Ask the GMOA why they say that medical education is over and above everything else and they will tell you that doctors deal with patients’ lives and that this is therefore a profession where no chances can be taken. So, they argue, it is too serious a matter to be left to the private sector alone. They are, of course, correct.
However, how come they do not apply the same stringent standard when they stage strikes? Have they ever witnessed the aftermath of what happens when their doctors go on strike, whether it is over the SAITM issue, or worse still, over duty free vehicle permits or schools for their children?
Hapless patients then turn to the next best alternative- the private sector!
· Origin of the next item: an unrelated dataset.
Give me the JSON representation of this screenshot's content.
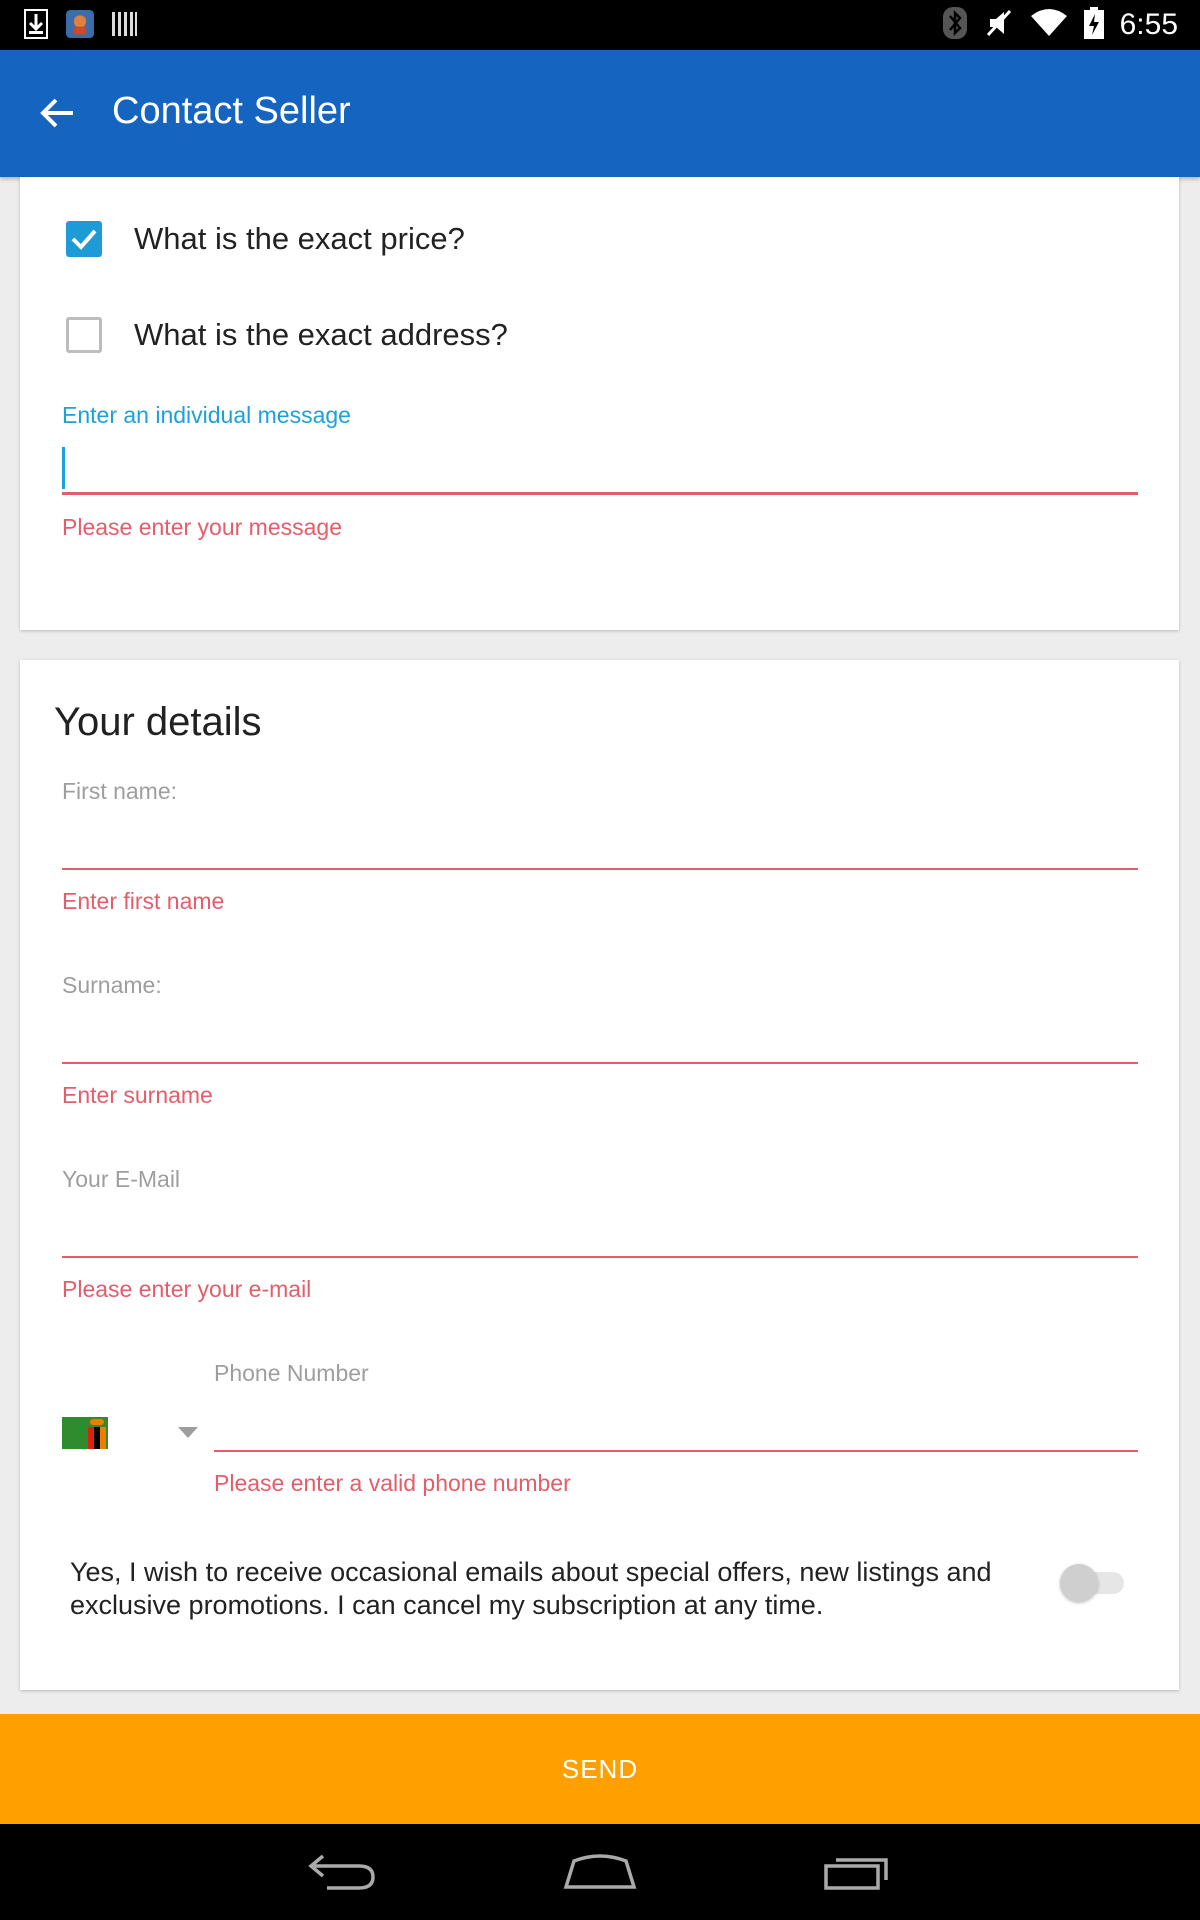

On the days that the GMOA is on strike, private hospitals are bursting at the seams with big business as doctors in the private sector move in to fill the void- and in the course of doing so, save a few lives.
Of course, as much as the GMOA is against private medical education and wants it regulated stringently, it hasn’t, if memory serves us right, uttered a word against private practice by its membership.
This is not to say that private practice is evil. In fact, if private practice was banned, all those patients who now utilise the private sector would spill over to the state health system which would then collapse under that unsustainable burden.
However, it is also well known that private practice (or, to use the popular word, ‘channelling’) is also a much abused system. Specialists literally see hundreds of patients within a few hours, spending only a few minutes per patient. Is the GMOA, which argues for strict standards in medical education, telling us that this is good practice and that this does not place patients’ lives at risk? Ah, as far double standards go, this must surely take the cake!
Moreover, GMOA is not a regulator of the medical profession, it is another trade union.
So, as far as the average citizen such as yours truly is concerned, yes, if the CEO of SAITM did what he is alleged to have done, then that is ugly and he should suffer the consequences for that, especially for misleading an entire country.
But, by the same token, the game the GMOA is playing it is equally ugly, toying with patients’ lives whenever they feel like it. As the GMOA is demanding, by all means medical education should be very strictly monitored but so should the practice of doctors after they graduate and specialise especially in the private sector.
After all, patients’ lives are too serious a matter to be left in the hands of doctors alone.